Frage an Jürgen Trittin von Matthias M. bezüglich Gesellschaftspolitik, soziale Gruppen
Sehr geehrter Herr Trittin,
ich frage mich, wie es sein kann, dass in unserer Bundesrepublik - vorgeblich eine Demokratie und ein Rechtsstaat - noch immer die Wehrpflicht und die damit faktische (nicht nur behauptete!) Wehrungerechtigkeit existieren. Wieso benachteiligt ein so fortschrittlich-soziales Land mit Antidiskriminierungsgesetz und im GG verankertem Gleichheitsgrundsatz jedes Jahr aufs Neue derart viele junge Männer, während andere aus „medizinischen Gründen“ ausgemustert werden? Es kann daraus nur folgen: Wenn Wehrpflicht, dann alle (alle Männer und alle Frauen, ohne Ausnahme)! Eigentlich ist - und das wissen alle - der in den westlichen Industriestaaten einzigartige deutsche Zwangswehrdienst, währenddessen die Wehrpflichten wie ein Stück Dreck behandelt werden, längst überfällig. Wieso wird Art. 12a GG nicht endlich um der Gerechtigkeit willen abgeschafft oder aber seine Vollstreckung ausgesetzt?
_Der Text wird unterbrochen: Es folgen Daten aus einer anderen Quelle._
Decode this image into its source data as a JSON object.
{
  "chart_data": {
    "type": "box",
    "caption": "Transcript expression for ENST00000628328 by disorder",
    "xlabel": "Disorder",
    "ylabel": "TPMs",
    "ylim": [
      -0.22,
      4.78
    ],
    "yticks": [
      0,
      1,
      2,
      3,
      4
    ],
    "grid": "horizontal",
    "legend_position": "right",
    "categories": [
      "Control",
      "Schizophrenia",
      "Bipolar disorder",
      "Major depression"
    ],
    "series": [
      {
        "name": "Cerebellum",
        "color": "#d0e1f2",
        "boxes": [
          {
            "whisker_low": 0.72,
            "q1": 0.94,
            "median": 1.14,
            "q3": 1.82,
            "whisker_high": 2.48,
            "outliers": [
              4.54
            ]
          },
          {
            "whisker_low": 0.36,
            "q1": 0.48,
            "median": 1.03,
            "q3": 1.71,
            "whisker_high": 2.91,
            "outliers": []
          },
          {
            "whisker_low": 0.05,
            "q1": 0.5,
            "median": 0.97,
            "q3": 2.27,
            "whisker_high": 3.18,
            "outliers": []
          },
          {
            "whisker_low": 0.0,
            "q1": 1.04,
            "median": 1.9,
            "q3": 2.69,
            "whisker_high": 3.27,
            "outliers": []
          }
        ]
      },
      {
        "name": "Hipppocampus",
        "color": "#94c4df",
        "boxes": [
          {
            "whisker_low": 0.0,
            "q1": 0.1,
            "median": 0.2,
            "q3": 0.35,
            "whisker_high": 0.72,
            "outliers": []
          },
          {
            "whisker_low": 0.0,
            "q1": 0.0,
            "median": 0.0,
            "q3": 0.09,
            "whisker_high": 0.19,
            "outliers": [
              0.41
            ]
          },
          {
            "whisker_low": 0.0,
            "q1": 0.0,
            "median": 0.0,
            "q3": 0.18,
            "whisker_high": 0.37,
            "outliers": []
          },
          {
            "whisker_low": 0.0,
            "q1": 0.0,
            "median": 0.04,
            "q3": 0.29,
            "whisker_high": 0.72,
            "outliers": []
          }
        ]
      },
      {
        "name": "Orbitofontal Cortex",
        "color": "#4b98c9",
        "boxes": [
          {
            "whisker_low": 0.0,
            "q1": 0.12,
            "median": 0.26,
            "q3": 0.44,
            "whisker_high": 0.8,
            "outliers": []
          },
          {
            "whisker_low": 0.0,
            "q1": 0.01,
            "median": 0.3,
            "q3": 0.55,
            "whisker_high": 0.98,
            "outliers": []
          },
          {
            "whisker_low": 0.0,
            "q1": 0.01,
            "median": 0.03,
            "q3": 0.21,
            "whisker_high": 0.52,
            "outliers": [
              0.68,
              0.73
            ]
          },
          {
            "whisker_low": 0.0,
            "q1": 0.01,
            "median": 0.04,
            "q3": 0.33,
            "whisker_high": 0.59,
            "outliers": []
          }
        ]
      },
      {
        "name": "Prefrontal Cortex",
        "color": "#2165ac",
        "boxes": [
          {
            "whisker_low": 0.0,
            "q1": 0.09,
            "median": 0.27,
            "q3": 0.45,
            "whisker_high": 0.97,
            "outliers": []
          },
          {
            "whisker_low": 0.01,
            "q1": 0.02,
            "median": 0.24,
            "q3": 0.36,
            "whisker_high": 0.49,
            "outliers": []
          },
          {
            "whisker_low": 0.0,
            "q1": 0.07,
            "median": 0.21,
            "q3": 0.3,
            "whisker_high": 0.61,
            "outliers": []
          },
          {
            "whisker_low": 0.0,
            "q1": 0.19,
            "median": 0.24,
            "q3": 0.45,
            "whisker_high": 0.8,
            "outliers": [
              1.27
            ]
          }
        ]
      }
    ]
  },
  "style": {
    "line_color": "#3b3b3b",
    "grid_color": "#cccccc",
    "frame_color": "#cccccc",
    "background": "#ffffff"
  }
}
Als Demokrat kann ich die aktuelle Praxis nicht akzeptieren.
Vielen Dank für eine Stellungsnahme!
Sehr geehrter Herr Moog,
wir sind schon lange dafür, die Wehrpflicht abzuschaffen. Die Wehrpflicht hat keine Zukunft. Sie ist unter den heutigen sicherheitspolitischen Rahmenbedingungen die unsinnigste, ungerechteste und verschwenderischste Form, Nachwuchs für die Bundeswehr zu rekrutieren. Es gibt intelligentere und für alle Seiten lohnenswertere Modelle. Dafür müssen die Rahmenbedingungen für die Freiwilligendienste in Deutschland ausgebaut werden und die Bundeswehr einen Kurz- und Schnupperdienst für Frauen und Männer einführen.
Die Allgemeine Wehrpflicht ist auch in Deutschland sicherheitspolitisch nicht mehr begründbar. Sie ist unter Gerechtigkeitsgesichtspunkten unhaltbar und wird dem verfassungsrechtlich gebotenen Gleichheitsgrundsatz nicht mehr gerecht. Die Rest-Wehrpflicht in Deutschland kann und muss überwunden werden. Von einer „allgemeinen“ Wehrpflicht für Männer kann seit vielen Jahren keine Rede mehr sein. Wenn 50 Prozent eines Geburtenjahrgangs aus- oder untauglich gemustert wird und 25 Prozent Zivildienst leistet, wird die Wehrpflicht zur Farce und der Wehrdienst zur Ausnahme. Damit sind Wehrpflichtige, die zu einem Dienst in der Bundeswehr oder zu einem Ersatzdienst herangezogen werden, gegenüber gleichaltrigen Männern und Frauen deutlich benachteiligt. Wehrpflichtige und ihre Angehörigen sind von der Verzögerung von Studium oder Ausbildung, der Gefährdung von Ausbildungs-und Arbeitsplätzen, der Nichtgenehmigung von Auslandsaufenthalten, geringeren Verdienstmöglichkeiten usw. betroffen.
Die veränderten sicherheitspolitischen Rahmenbedingungen und der damit einhergehende Auftragswechsel haben in den vergangenen Jahren bei den meisten unserer Bündnispartner zum Abschied von der Wehrpflicht geführt. Auch die Sicherheit Deutschlands kann ohne Wehrpflicht gewährleistet werden. In den vergangenen Jahren wurde ein Transformationsprozess eingeleitet, der in Richtung Freiwilligenarmee führt. Der Ausbau des freiwilligen Wehrdienstes und die Öffnung der Bundeswehr für den freiwilligen Dienst von Frauen gehören hier ebenso dazu wie die Reduzierung des Streitkräfteumfangs, insbesondere im Bereich der herkömmlichen Wehrdienstplätze.